A TANGIBLE DIFFERENCE
CooperVision’s partnership with Plastic Bank is the largest plastic neutrality initiative in the contact lens industry. Currently, 18 CooperVision subsidiaries in Europe and North America are participating with nine more in Asia, South America, and Europe slated to join this year.
In 2021, CooperVision’s partnership with Plastic Bank resulted in the removal of the equivalent of nearly 28 million plastic bottles, and 171 coastal communities directly benefiting by exchanging ocean-bound plastic for necessities such as clean water, groceries, cooking oil, school tuition, and even health insurance.
This year, as the program gains momentum, Mr Zucaro anticipates a further 90 million plastic bottles with be collected. “They would stretch from the north to the south pole, end-to-end,” he said.
A BOLD COMMITMENT
As a global initiative that requires substantial planning and investment, Mr Zucaro admits he was not entirely confident he would gain management support when he presented the concept to the CooperVision executive back in 2019.
“Given the investment required, I should have had an enormous fight on my hands, but I didn’t,” he told mivision. “In my pitch, I explained that this program was about more than recycling and reducing, or even eliminating our plastic footprint. It was about doing something to support people in places that we wouldn’t otherwise touch.
“Helping others is core to everything we do at CooperVision – and it doesn’t stop at vision, so I was delighted when management showed their immediate interest in finding ways to bring the plan into our mix. It really demonstrated that, as an organisation, we walk the talk.”
Since formalising the opportunity, Mr Zucaro says it has been incredibly rewarding to see the immense support it has generated. “So many unsung heroes have been involved in figuring out the program’s implementation and next steps – it’s been amazing to see the ingenuity.
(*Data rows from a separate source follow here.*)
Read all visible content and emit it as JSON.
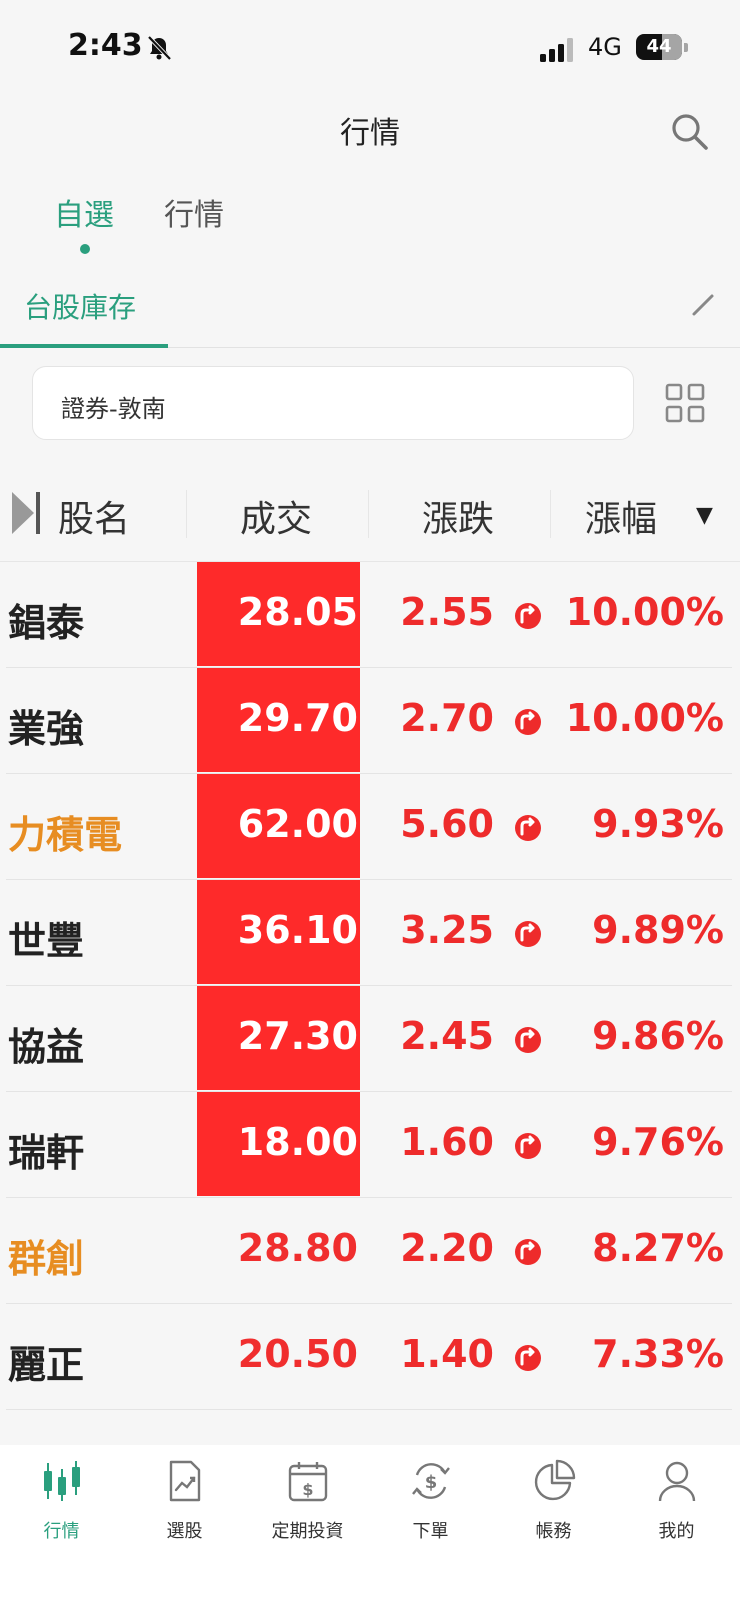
{
  "status_bar": {
    "time": "2:43",
    "network": "4G",
    "battery": "44"
  },
  "header": {
    "title": "行情"
  },
  "main_tabs": [
    {
      "label": "自選"
    },
    {
      "label": "行情"
    }
  ],
  "sub_tabs": [
    {
      "label": "台股庫存"
    }
  ],
  "account": {
    "label": "證券-敦南"
  },
  "table": {
    "columns": {
      "name": "股名",
      "price": "成交",
      "change": "漲跌",
      "pct": "漲幅"
    },
    "rows": [
      {
        "name": "錩泰",
        "price": "28.05",
        "change": "2.55",
        "pct": "10.00%",
        "limit_up": true,
        "name_color": "default"
      },
      {
        "name": "業強",
        "price": "29.70",
        "change": "2.70",
        "pct": "10.00%",
        "limit_up": true,
        "name_color": "default"
      },
      {
        "name": "力積電",
        "price": "62.00",
        "change": "5.60",
        "pct": "9.93%",
        "limit_up": true,
        "name_color": "orange"
      },
      {
        "name": "世豐",
        "price": "36.10",
        "change": "3.25",
        "pct": "9.89%",
        "limit_up": true,
        "name_color": "default"
      },
      {
        "name": "協益",
        "price": "27.30",
        "change": "2.45",
        "pct": "9.86%",
        "limit_up": true,
        "name_color": "default"
      },
      {
        "name": "瑞軒",
        "price": "18.00",
        "change": "1.60",
        "pct": "9.76%",
        "limit_up": true,
        "name_color": "default"
      },
      {
        "name": "群創",
        "price": "28.80",
        "change": "2.20",
        "pct": "8.27%",
        "limit_up": false,
        "name_color": "orange"
      },
      {
        "name": "麗正",
        "price": "20.50",
        "change": "1.40",
        "pct": "7.33%",
        "limit_up": false,
        "name_color": "default"
      }
    ]
  },
  "bottom_nav": [
    {
      "label": "行情",
      "icon": "candlestick-icon",
      "active": true
    },
    {
      "label": "選股",
      "icon": "chart-doc-icon",
      "active": false
    },
    {
      "label": "定期投資",
      "icon": "calendar-dollar-icon",
      "active": false
    },
    {
      "label": "下單",
      "icon": "dollar-cycle-icon",
      "active": false
    },
    {
      "label": "帳務",
      "icon": "pie-chart-icon",
      "active": false
    },
    {
      "label": "我的",
      "icon": "person-icon",
      "active": false
    }
  ],
  "colors": {
    "accent": "#2a9f7e",
    "up": "#ee2b2b",
    "limit_bg": "#fe2a2a",
    "highlight_name": "#e78d22"
  }
}
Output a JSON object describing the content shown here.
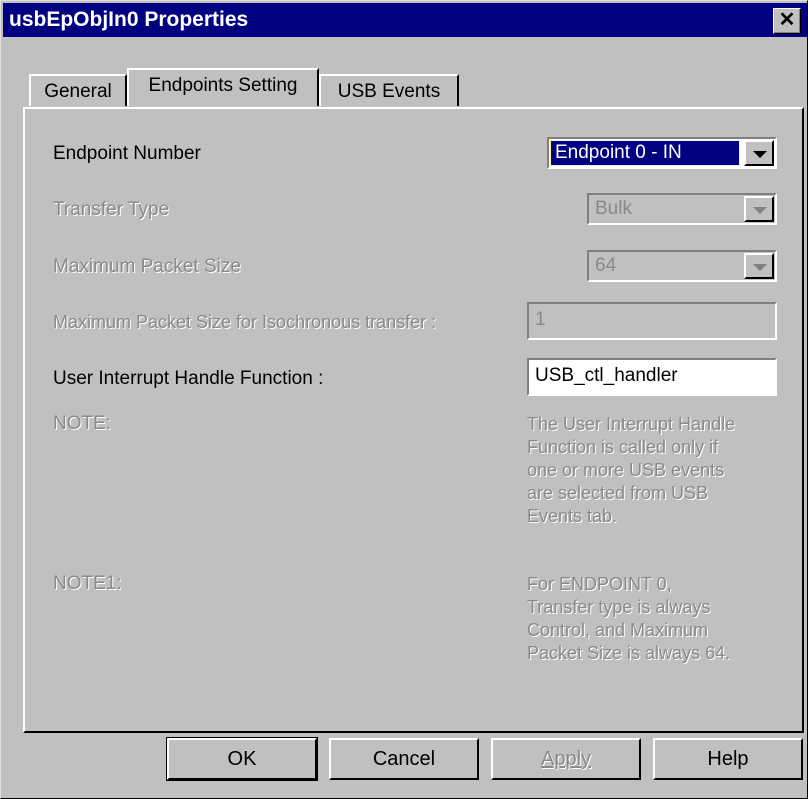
{
  "window": {
    "title": "usbEpObjIn0 Properties",
    "close_glyph": "✕"
  },
  "tabs": [
    {
      "label": "General"
    },
    {
      "label": "Endpoints Setting"
    },
    {
      "label": "USB Events"
    }
  ],
  "form": {
    "endpoint_number": {
      "label": "Endpoint Number",
      "value": "Endpoint 0 - IN"
    },
    "transfer_type": {
      "label": "Transfer Type",
      "value": "Bulk"
    },
    "max_packet_size": {
      "label": "Maximum Packet Size",
      "value": "64"
    },
    "max_packet_iso": {
      "label": "Maximum Packet Size for Isochronous transfer :",
      "value": "1"
    },
    "user_interrupt": {
      "label": "User Interrupt Handle Function :",
      "value": "USB_ctl_handler"
    }
  },
  "notes": [
    {
      "label": "NOTE:",
      "lines": [
        "The User Interrupt Handle",
        "Function is called only if",
        "one or more USB events",
        "are selected from USB",
        "Events tab."
      ]
    },
    {
      "label": "NOTE1:",
      "lines": [
        "For ENDPOINT 0,",
        "Transfer type is always",
        "Control, and Maximum",
        "Packet Size is always 64."
      ]
    }
  ],
  "buttons": {
    "ok": "OK",
    "cancel": "Cancel",
    "apply": "Apply",
    "help": "Help"
  },
  "icons": {
    "close": "close-icon",
    "dropdown": "chevron-down-icon"
  }
}
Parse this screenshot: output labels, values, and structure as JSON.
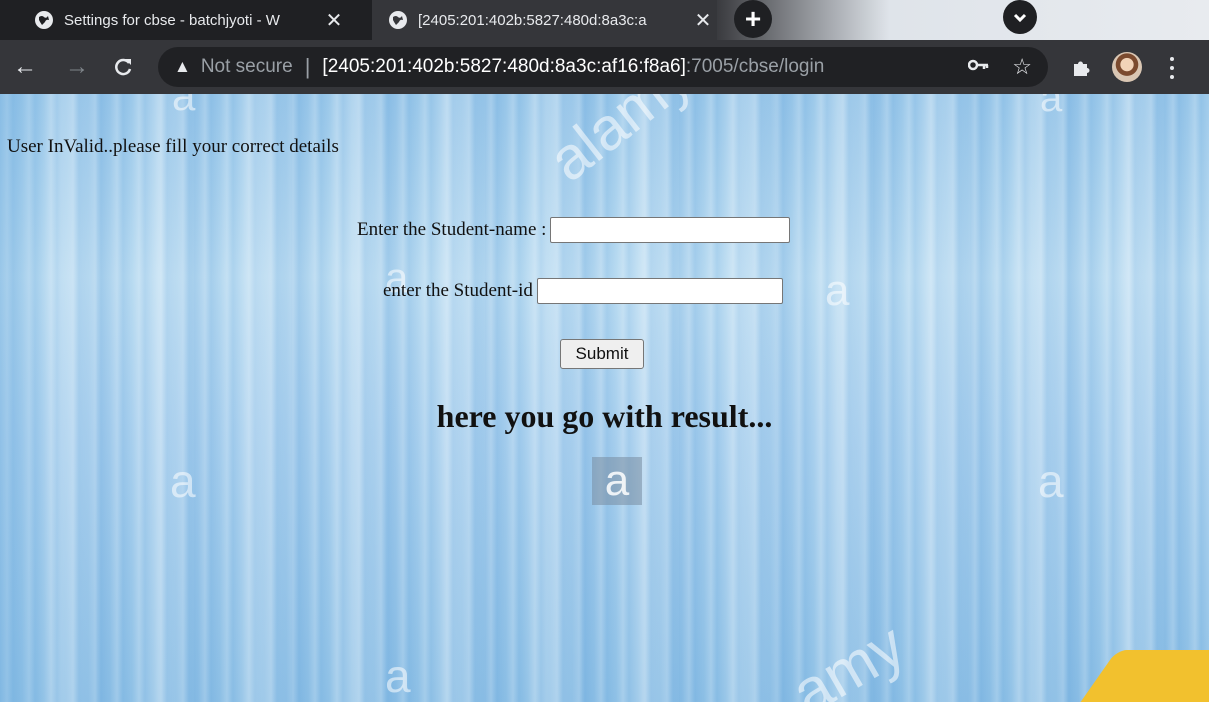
{
  "browser": {
    "tabs": [
      {
        "title": "Settings for cbse - batchjyoti - W",
        "close": "✕",
        "active": false
      },
      {
        "title": "[2405:201:402b:5827:480d:8a3c:a",
        "close": "✕",
        "active": true
      }
    ],
    "new_tab": "+",
    "address": {
      "security_label": "Not secure",
      "separator": "|",
      "host": "[2405:201:402b:5827:480d:8a3c:af16:f8a6]",
      "path": ":7005/cbse/login"
    },
    "icons": {
      "back": "back-arrow-icon",
      "forward": "forward-arrow-icon",
      "reload": "reload-icon",
      "warning": "warning-icon",
      "key": "key-icon",
      "star": "star-icon",
      "extensions": "puzzle-icon",
      "profile": "avatar",
      "menu": "kebab-menu-icon"
    }
  },
  "page": {
    "error_message": "User InValid..please fill your correct details",
    "form": {
      "name_label": "Enter the Student-name :",
      "name_value": "",
      "id_label": "enter the Student-id",
      "id_value": "",
      "submit_label": "Submit"
    },
    "result_heading": "here you go with result...",
    "background": {
      "watermarks": [
        "a",
        "alamy",
        "a",
        "a",
        "a",
        "a",
        "a",
        "a",
        "amy",
        "a"
      ],
      "colors": {
        "base": "#a9d0ee",
        "accent": "#f2c12e"
      }
    }
  }
}
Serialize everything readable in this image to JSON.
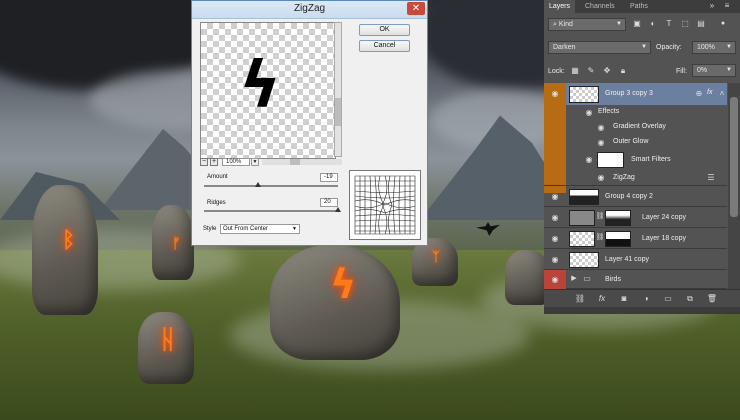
{
  "dialog": {
    "title": "ZigZag",
    "close_glyph": "✕",
    "ok_label": "OK",
    "cancel_label": "Cancel",
    "zoom_minus": "−",
    "zoom_plus": "+",
    "zoom_value": "100%",
    "amount_label": "Amount",
    "amount_value": "-19",
    "amount_level": 0.405,
    "ridges_label": "Ridges",
    "ridges_value": "20",
    "ridges_level": 1.0,
    "style_label": "Style",
    "style_value": "Out From Center",
    "preview_glyph": "ϟ"
  },
  "panel": {
    "tabs": [
      "Layers",
      "Channels",
      "Paths"
    ],
    "kind_label": "Kind",
    "blend_mode": "Darken",
    "opacity_label": "Opacity:",
    "opacity_value": "100%",
    "lock_label": "Lock:",
    "fill_label": "Fill:",
    "fill_value": "0%",
    "layers": [
      {
        "name": "Group 3 copy 3"
      },
      {
        "name": "Effects"
      },
      {
        "name": "Gradient Overlay"
      },
      {
        "name": "Outer Glow"
      },
      {
        "name": "Smart Filters"
      },
      {
        "name": "ZigZag"
      },
      {
        "name": "Group 4 copy 2"
      },
      {
        "name": "Layer 24 copy"
      },
      {
        "name": "Layer 18 copy"
      },
      {
        "name": "Layer 41 copy"
      },
      {
        "name": "Birds"
      }
    ],
    "fx_label": "fx",
    "footer_icons": [
      "link-icon",
      "fx-icon",
      "mask-icon",
      "adjustment-icon",
      "folder-icon",
      "new-layer-icon",
      "trash-icon"
    ]
  },
  "colors": {
    "selected_layer": "#6b7fa0",
    "orange_group": "#b76b12",
    "red_group": "#b8443a",
    "rune_glow": "#ff7a1a"
  }
}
I am incredibly excited to be a part of something so impactful for so many people around the world.”
EMPOWERING A REGENERATIVE SOCIETY
Research shows that sustainability is a growing priority for consumers, and they care how plastic is managed. In a 2021 survey commissioned by CooperVision, 94% of contact lens wearers agreed that keeping plastic out of the oceans is important to them.3 Additionally, 99% of contact lens wearers agreed that if their optometrist recommended a plastic neutral daily disposable contact lens, it would have a positive impact on trying that lens.3
All CooperVision one-day contact lens brands in Australia and New Zealand are included in the plastic neutral initiative, including MyDay, Clariti 1 day, MiSight 1 day, Proclear 1 day, and Biomedics 1 day. There is no enrollment process for eye care professionals or consumers; anyone who recommends or wears the lenses is participating.
David Katz, Founder and CEO at Plastic Bank, said “Plastic Bank is empowering the regenerative society while improving the lives of collector communities… Together with CooperVision, we’re offering the eye care industry the opportunity to make a meaningful environmental, social and economic impact.”
Dan McBride, Executive Vice President (EVP) and Chief Operating Officer of CooperCompanies said, “We are constantly striving to identify novel solutions that not only address key sustainability challenges but also create new opportunities. By reexamining our relationship with plastic, we can help protect the world’s oceans and transform waste into a resource.
“There is no single approach that achieves sustainability, so we need to manage plastic use on many fronts,” Mr McBride continued. “There is no finish line either, so we invite contact lens wearers and the rest of the eye care industry to join us.”